4. The method of claim 1, wherein the Video Diffusion Model includes convolutional layers, at least one spatial transformer and at least one temporal transformer, wherein the method further comprises the following steps:
extracting an attention map form the temporal transformer;
providing a delta attention map for regularization of the extracted attention map; and
regularizing the attention map based on the delta attention map.
5. The method of claim 4, wherein the regularizing of the attention map includes:
(i) transforming the extracted attention map and the delta attention map based on an affine transformation; or
(ii) summing the extracted attention map with the delta attention map multiplied by a scaling factor.
6. The method of claim 4, wherein the providing of the delta attention map for regularization of the extracted attention map includes:
obtaining the delta attention map from a reference video by computing a correlation between visual features of the reference video extracted from a pretrained visual encoder, the pretrained visual encoder including a CLIP image encoder.
7. The method of claim 4, wherein the providing of the delta attention map for regularization of the extracted attention map includes:
training an adaptation network to extract a learnable delta attention map and an affine transformation to capture a dynamic pattern in the video data and to learn the attention regularization.

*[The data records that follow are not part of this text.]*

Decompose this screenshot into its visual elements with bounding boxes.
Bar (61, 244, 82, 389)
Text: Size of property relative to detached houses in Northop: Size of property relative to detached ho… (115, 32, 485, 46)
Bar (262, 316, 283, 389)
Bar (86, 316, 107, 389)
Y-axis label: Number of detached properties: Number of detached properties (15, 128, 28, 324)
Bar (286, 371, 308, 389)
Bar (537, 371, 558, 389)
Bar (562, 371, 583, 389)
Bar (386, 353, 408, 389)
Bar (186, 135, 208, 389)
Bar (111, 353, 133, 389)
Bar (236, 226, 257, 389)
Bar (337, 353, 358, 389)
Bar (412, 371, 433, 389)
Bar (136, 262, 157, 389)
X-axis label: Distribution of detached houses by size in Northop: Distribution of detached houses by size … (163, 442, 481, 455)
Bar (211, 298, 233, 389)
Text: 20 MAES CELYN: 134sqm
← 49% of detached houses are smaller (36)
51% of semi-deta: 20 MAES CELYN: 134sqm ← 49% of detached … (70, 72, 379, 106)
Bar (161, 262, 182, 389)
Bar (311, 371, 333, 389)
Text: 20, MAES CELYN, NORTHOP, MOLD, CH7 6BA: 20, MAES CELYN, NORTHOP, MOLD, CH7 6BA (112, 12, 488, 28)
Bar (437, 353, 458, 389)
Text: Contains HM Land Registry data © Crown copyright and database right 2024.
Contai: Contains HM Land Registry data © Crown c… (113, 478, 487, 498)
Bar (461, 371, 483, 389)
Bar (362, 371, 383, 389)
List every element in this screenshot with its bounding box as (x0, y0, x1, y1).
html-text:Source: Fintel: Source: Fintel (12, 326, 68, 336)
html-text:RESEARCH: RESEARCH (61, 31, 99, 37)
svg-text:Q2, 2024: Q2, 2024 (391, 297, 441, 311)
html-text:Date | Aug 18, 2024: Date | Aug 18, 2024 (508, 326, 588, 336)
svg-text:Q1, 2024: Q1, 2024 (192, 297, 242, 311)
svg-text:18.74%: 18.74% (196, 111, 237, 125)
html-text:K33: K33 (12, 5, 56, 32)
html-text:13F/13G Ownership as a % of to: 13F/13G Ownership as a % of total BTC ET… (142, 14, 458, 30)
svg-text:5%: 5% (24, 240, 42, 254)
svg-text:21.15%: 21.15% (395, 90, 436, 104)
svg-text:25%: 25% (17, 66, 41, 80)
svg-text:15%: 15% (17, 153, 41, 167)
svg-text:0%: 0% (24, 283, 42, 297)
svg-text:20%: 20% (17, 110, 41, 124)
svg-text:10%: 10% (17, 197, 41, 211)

8. A non-transitory computer-readable medium on which is stored program code of a computer program for generating synthetic video data from a text prompt, including for providing video data for training and/or testing and/or verifying and/or validating a machine learning model, the method comprising the following steps:
providing an input text prompt descriptive of content of the video data to be generated;
decomposing the provided text prompt into at least two text sub-prompts by a large language model;
generating a text embedding for each of the at least two text sub-prompts; and
generating synthetic video data by a Video Diffusion Model based on the generated text embeddings.
9. A device configured to generate synthetic video data from a text prompt, including for providing video data for training and/or testing and/or verifying and/or validating a machine learning model, the device comprising:
an evaluation and computing unit configured to perform the following steps:
providing an input text prompt descriptive of content of the video data to be generated;
decomposing the provided text prompt into at least two text sub-prompts by a large language model;
generating a text embedding for each of the at least two text sub-prompts; and
generating synthetic video data by a Video Diffusion Model based on the generated text embeddings.